It is the policy of the Bryan College of Health Sciences Library that seeking permission will be necessary only in cases where fair use cannot be justified. However, individual journals or publishers may have different requirements regulating when you must seek permission for use. For example, there is not official policy regarding repeated use of a work (e.g., having uploaded a PDF into eReserves or Canvas and using that PDF for multiple semesters). If a publisher requires requesting permission for use or repeated use, understand that publisher requirements take precedence over library policy.
If requesting permission is necessary, there are two options for seeking permission:
- Requesting and paying for permissions through RightFind Academic is often more efficient, although costs will be involved. RightFind Academic is associated with the College's Annual Academic Copyright License and can be used to facilitate requesting permissions, as they represent a large number of publishers of both books and journals. Work with the Bryan College Library to pay for permissions obtained through RightFind Academic.

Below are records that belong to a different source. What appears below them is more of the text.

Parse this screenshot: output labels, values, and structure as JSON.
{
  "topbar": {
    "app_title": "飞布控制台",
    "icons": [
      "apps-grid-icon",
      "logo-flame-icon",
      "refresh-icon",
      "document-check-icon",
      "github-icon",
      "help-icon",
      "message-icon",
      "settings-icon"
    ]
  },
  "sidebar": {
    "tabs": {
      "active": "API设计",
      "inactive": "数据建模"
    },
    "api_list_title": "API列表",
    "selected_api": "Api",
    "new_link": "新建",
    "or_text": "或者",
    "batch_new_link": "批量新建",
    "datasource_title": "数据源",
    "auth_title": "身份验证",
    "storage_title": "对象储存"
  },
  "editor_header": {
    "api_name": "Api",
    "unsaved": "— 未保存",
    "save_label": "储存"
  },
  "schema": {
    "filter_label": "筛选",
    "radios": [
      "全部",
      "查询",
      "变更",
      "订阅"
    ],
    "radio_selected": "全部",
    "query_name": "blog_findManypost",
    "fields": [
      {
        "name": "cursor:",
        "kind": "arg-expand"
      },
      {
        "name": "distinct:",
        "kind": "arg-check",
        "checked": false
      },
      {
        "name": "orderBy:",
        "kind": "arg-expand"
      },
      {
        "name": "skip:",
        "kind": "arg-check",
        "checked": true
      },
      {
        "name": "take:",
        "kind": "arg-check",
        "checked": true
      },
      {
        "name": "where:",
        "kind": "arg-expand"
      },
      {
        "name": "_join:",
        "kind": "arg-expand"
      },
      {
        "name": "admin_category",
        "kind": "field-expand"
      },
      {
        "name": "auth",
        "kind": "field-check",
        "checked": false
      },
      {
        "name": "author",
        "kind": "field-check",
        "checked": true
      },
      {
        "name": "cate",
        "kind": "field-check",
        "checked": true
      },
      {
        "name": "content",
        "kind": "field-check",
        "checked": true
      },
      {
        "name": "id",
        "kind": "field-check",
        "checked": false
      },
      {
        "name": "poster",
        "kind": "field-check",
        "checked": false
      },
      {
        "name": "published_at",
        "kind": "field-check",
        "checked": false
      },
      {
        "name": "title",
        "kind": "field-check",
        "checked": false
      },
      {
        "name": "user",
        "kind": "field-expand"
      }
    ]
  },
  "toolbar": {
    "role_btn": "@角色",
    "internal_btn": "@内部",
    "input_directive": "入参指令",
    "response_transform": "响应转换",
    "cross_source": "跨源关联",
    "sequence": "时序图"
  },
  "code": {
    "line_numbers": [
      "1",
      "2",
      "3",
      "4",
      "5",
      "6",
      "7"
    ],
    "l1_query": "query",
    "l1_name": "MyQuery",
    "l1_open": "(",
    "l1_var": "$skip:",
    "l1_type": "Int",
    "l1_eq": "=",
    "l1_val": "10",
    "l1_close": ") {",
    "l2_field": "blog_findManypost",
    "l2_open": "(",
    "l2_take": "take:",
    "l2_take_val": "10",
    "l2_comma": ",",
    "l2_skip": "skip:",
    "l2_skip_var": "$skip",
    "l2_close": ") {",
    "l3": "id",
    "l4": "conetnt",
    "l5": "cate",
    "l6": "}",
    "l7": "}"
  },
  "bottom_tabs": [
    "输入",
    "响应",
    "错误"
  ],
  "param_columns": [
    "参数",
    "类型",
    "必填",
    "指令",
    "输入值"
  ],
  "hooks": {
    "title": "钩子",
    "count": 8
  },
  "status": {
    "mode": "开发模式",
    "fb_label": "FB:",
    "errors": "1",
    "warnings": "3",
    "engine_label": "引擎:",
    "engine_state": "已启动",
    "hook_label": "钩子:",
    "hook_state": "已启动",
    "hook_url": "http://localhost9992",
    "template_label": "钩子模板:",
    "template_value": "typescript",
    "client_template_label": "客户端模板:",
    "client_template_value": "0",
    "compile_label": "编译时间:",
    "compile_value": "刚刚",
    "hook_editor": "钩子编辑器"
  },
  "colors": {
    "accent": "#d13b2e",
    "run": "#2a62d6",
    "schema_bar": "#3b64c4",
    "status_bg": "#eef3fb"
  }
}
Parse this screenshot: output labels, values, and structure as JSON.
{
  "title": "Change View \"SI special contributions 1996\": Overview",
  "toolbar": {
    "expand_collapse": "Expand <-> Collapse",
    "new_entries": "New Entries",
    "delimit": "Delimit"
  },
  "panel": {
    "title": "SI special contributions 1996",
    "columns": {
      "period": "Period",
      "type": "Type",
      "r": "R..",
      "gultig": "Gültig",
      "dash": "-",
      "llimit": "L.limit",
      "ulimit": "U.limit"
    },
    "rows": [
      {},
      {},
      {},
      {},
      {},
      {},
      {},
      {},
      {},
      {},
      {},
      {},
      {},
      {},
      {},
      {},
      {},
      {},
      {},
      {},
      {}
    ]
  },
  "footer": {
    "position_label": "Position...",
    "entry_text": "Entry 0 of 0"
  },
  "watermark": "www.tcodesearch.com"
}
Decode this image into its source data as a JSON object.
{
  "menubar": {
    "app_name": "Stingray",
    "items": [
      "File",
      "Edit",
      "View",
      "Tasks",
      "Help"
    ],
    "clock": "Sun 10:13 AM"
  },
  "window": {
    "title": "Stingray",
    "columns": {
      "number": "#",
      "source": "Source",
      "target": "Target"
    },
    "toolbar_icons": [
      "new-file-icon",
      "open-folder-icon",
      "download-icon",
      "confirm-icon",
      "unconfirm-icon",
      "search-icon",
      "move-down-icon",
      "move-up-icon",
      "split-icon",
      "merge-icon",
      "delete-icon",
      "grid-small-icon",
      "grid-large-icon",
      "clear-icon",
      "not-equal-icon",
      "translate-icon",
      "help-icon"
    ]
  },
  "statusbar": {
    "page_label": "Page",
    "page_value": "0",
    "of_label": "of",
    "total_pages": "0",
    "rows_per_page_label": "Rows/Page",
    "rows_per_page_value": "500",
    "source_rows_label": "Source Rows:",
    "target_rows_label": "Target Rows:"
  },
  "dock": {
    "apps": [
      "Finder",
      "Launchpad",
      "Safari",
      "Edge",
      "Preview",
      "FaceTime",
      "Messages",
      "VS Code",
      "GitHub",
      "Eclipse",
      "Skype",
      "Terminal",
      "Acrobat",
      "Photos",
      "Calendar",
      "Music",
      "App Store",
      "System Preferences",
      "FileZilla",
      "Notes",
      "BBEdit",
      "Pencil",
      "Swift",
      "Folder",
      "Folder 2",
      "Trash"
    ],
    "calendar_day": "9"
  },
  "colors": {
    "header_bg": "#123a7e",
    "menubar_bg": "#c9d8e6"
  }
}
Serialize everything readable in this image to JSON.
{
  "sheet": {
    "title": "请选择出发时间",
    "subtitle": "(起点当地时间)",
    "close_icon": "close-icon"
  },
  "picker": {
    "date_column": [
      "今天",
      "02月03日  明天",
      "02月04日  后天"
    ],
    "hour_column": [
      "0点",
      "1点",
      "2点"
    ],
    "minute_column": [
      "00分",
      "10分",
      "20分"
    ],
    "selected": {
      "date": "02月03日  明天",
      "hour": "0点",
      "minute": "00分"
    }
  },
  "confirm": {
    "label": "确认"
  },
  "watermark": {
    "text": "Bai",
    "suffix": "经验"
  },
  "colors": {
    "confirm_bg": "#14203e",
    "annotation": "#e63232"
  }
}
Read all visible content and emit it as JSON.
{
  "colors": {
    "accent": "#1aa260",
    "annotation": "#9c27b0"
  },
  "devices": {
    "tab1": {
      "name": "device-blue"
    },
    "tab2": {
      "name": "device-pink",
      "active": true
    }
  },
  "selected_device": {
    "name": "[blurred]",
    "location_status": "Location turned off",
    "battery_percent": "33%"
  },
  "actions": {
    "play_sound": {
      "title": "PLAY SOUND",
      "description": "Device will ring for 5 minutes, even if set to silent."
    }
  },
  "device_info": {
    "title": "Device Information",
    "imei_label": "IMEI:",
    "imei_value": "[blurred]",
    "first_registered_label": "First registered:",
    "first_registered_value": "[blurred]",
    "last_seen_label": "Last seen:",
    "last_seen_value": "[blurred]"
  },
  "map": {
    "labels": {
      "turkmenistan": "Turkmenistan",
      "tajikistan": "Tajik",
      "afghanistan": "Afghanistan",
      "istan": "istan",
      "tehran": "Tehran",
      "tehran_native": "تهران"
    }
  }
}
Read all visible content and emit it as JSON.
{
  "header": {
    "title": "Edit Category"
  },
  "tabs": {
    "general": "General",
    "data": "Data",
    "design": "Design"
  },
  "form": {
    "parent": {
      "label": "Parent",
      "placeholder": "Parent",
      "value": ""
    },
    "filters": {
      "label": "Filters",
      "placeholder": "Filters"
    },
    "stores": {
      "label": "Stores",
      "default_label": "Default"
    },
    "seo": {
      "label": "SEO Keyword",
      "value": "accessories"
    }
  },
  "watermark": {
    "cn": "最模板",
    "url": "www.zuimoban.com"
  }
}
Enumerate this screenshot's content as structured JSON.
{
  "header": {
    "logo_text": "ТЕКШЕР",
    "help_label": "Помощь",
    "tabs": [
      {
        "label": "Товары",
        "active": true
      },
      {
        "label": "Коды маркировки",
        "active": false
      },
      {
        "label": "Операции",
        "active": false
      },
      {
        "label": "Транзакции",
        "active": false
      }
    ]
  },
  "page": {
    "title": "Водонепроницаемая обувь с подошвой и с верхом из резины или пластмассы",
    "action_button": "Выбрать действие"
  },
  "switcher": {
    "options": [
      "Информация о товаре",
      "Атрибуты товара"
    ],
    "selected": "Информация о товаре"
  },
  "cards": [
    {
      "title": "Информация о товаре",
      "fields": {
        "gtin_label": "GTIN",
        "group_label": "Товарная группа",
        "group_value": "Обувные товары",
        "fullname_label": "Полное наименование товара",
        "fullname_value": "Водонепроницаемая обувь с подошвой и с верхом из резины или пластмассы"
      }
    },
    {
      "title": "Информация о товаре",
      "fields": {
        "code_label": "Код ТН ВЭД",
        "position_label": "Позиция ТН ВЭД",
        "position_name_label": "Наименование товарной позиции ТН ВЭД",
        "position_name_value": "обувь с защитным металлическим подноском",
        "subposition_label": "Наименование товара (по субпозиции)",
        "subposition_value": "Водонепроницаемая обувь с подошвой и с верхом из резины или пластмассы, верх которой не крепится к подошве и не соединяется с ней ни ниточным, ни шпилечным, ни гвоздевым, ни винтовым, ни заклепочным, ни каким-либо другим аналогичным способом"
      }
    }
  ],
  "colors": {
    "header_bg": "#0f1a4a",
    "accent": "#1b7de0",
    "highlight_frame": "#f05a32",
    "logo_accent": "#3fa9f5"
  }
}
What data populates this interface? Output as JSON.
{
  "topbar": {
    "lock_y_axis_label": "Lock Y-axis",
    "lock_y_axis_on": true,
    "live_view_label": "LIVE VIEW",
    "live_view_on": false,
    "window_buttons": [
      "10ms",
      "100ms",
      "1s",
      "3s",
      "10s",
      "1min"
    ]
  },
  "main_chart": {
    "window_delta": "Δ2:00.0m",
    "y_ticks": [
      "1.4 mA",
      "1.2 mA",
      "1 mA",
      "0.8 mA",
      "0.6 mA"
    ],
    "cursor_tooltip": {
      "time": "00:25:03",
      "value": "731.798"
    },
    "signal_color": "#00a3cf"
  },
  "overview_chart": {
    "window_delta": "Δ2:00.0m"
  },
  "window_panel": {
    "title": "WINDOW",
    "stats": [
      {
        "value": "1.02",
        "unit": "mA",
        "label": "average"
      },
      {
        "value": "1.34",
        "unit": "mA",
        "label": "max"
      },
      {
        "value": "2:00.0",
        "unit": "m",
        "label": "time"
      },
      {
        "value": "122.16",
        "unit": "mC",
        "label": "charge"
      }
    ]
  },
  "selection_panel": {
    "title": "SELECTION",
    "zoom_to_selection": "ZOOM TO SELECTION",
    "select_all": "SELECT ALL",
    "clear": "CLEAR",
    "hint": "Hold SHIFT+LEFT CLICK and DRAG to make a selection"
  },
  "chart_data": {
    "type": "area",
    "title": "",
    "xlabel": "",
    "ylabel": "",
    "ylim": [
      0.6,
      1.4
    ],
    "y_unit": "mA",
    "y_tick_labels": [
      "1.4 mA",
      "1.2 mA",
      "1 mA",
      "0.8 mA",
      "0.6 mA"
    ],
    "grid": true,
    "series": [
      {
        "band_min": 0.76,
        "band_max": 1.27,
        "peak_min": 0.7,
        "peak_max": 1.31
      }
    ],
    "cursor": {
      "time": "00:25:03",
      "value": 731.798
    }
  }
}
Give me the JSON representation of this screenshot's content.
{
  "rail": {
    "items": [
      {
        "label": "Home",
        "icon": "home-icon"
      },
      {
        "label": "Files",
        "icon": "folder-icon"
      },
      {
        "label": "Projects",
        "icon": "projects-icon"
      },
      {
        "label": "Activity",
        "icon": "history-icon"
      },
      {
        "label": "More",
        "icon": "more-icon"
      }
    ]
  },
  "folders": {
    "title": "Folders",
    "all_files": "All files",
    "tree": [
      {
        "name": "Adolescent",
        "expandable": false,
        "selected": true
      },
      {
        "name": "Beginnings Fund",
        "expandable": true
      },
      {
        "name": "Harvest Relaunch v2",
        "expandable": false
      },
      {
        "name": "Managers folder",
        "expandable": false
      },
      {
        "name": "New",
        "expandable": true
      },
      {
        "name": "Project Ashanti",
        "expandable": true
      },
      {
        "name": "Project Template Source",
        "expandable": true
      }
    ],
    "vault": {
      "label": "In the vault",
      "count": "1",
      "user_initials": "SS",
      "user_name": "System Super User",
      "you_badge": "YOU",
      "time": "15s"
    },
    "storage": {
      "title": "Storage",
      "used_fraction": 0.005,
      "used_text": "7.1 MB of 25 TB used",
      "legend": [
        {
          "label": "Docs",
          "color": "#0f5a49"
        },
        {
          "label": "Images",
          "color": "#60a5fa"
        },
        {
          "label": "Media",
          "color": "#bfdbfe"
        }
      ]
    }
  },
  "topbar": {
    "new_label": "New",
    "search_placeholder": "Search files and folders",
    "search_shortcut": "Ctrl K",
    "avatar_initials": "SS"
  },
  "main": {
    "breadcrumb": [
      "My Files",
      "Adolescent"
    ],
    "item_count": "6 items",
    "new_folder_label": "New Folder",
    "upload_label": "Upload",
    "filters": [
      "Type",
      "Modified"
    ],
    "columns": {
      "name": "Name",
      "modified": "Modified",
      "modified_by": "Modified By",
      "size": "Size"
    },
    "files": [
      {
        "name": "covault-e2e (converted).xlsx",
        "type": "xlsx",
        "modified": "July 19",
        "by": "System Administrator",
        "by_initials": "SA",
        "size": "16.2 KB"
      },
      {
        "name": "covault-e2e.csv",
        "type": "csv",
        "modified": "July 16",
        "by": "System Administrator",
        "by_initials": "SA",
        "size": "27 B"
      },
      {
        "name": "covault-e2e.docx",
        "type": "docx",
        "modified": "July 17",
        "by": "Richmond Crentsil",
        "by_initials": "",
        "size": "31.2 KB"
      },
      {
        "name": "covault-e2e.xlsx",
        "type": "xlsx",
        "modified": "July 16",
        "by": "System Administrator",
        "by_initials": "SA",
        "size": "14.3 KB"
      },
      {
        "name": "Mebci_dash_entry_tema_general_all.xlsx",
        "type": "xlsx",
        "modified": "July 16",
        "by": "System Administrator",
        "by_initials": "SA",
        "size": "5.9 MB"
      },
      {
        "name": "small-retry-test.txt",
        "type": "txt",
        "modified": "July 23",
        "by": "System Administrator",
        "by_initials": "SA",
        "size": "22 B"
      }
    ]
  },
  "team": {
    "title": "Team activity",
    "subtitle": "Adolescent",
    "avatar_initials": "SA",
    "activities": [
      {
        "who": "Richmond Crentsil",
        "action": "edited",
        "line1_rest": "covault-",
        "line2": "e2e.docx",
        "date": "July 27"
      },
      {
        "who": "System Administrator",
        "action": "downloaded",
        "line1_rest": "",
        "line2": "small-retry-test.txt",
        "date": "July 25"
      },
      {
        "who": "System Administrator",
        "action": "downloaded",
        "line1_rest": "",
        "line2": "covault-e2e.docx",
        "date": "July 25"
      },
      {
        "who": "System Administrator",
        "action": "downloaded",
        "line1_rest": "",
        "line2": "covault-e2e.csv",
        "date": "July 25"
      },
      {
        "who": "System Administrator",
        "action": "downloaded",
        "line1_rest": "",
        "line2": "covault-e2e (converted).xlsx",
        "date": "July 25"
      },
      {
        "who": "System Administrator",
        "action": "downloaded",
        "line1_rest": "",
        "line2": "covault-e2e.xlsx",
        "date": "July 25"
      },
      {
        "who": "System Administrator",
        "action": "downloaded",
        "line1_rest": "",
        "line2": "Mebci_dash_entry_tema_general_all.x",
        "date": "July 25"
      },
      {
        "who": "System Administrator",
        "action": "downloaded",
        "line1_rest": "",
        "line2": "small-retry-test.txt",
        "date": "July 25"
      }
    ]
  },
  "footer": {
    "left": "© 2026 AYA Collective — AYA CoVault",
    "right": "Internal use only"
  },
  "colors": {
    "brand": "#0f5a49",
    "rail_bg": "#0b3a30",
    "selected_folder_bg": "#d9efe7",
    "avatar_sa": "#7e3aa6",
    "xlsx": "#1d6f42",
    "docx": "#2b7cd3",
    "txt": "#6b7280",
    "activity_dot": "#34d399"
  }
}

- Seeking permissions can save you money (no royalty fees), but may cost you a lot of time and effort. In seeking permission, a first step can be determining if the copyright owner will allow you free use, or permission, to use the material. This requires contacting the copyright holder and explaining how you plan to use them. Many individual authors and some scholarly societies will allow you to make copies, post digital copies on an internal Web site, or even repeatedly use the material for free. The biggest problem is finding the real copyright holder. Most authors listed on an article or in a book do not own their materials and cannot give you the right to make copies or distribute them, even for educational purposes. Publishers of books and journals usually hold the copyright. To seek permission you have to identify the correct copyright holder by checking the back of the title page or looking at the journal issue to see if there is a statement. Then you must contact each copyright holder for each item you plan to use. It sounds simple, but dealing with and waiting for responses from authors and publishers can be time consuming. For example, there may be several authors on a paper that requires contacting each author, or the publisher may have merged with another publisher. Some publishers do not have easy systems for seeking permissions, and some refuse almost all requests.